Dear President Trump,
Last night Laura and I had our evening chores (including my letter to you) done early enough that we could take a walk while it was still light out. We piled the dogs into the car and drove up to the odd gated-yet-open community at the top of the ridge that overlooks Lake Washington in Northeast Seattle. There’s a nice loop around the neighborhood that passes between the homes and the golf course that rings much of that area.
At the beginning of the walk we noticed a couple standing in their yard looking out to the Southeast and following their gaze, we saw the oddest rainbow either of us has ever seen. It was a stubby little thing extending pretty much straight down from underneath a large cumulus cloud. There was no arc coming out of the top of the cloud, just a rainbow leg sticking out of the bottom of it. It was gorgeous. The path of the walk took us in the opposite direction, but Laura and I both kept turning around to see if we could catch another glimpse of it.

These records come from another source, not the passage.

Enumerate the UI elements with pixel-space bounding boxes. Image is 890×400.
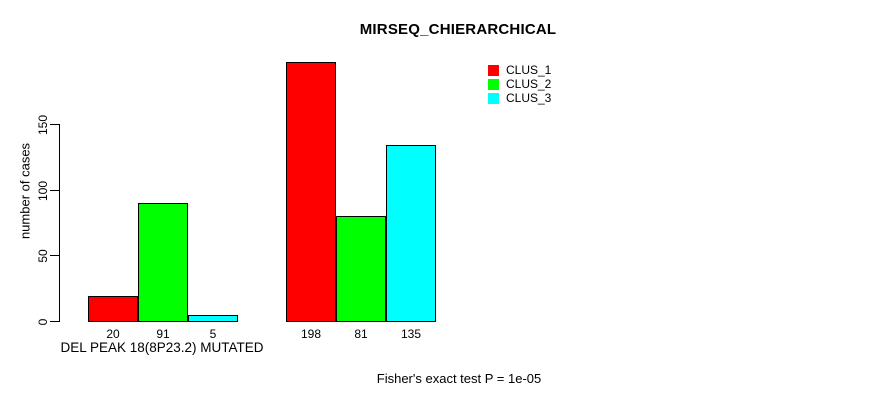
y-tick-mark bbox=[50, 124, 59, 125]
legend-label: CLUS_3 bbox=[506, 91, 552, 105]
y-tick-mark bbox=[50, 190, 59, 191]
bar-value-label: 81 bbox=[354, 327, 368, 341]
legend-swatch-icon bbox=[488, 78, 499, 90]
bar-value-label: 20 bbox=[106, 327, 120, 341]
footer-note: Fisher's exact test P = 1e-05 bbox=[376, 371, 542, 386]
y-tick-label: 50 bbox=[36, 248, 50, 263]
legend: CLUS_1 CLUS_2 CLUS_3 bbox=[488, 63, 551, 105]
y-tick-mark bbox=[50, 321, 59, 322]
bar-clus_3-group1 bbox=[188, 315, 238, 322]
bar-clus_2-group2 bbox=[336, 216, 386, 322]
bar-clus_1-group2 bbox=[286, 62, 336, 322]
legend-swatch-icon bbox=[488, 64, 499, 76]
legend-label: CLUS_1 bbox=[506, 63, 552, 77]
legend-label: CLUS_2 bbox=[506, 77, 552, 91]
legend-item-clus_1: CLUS_1 bbox=[488, 63, 551, 77]
legend-item-clus_2: CLUS_2 bbox=[488, 77, 551, 91]
bar-value-label: 5 bbox=[209, 327, 217, 341]
bar-value-label: 135 bbox=[400, 327, 422, 341]
bar-value-label: 91 bbox=[156, 327, 170, 341]
y-tick-mark bbox=[50, 255, 59, 256]
legend-swatch-icon bbox=[488, 92, 499, 104]
bar-clus_1-group1 bbox=[88, 296, 138, 322]
legend-item-clus_3: CLUS_3 bbox=[488, 91, 551, 105]
bar-clus_3-group2 bbox=[386, 145, 436, 322]
y-axis-label: number of cases bbox=[17, 142, 33, 240]
chart-title: MIRSEQ_CHIERARCHICAL bbox=[359, 21, 557, 38]
y-tick-label: 100 bbox=[36, 180, 50, 201]
bar-clus_2-group1 bbox=[138, 203, 188, 322]
y-tick-label: 0 bbox=[36, 318, 50, 325]
y-axis-line bbox=[59, 124, 60, 322]
bar-value-label: 198 bbox=[300, 327, 322, 341]
x-axis-label: DEL PEAK 18(8P23.2) MUTATED bbox=[60, 340, 264, 355]
y-tick-label: 150 bbox=[36, 114, 50, 135]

A little later at home I must have been in a fanciful mood because some of the clouds over the Olympics looked quite like a couple of unicorns for a bit. Laura had dropped the dogs and me off at home and was at the grocery so she was spared having to pretend she was seeing what I was seeing (a frequent occurrence). But still, it was cool to see a weird rainbow and some weird cloud unicorns within an hour of one another.
The cloud unicorns reminded me of the 2005 YouTube sensation “Charlie the Unicorn.” Laura loves Charlie and used to have a Charlie T-shirt (it got too ragged to wear) so I actually wish she’d been home for us to tease about poor grouchy Charlie. Do you know the story? You should. Basically Charlie is cajoled into going on a fake trip to “Candy Mountain” by two shyster unicorns who end up trapping him in a cave and stealing one of his kidneys. I had to Google CTU to remember some of the details and the name of the creator (Jason Steele), but boy-howdy did Steele and those two shyster unicorns presage how you and your campaign hoodwinked your base into thinking you were going to shower them with endless demand for coal while you stole one of their lungs and served it to them on a “dismantle the ACA platter.”
May our kidneys and lungs be safe.
May we be happy when the universe shows us cool things.
May we not let you gut our healthcare system to score political points.
May we all make peace with the need to change how we source our energy.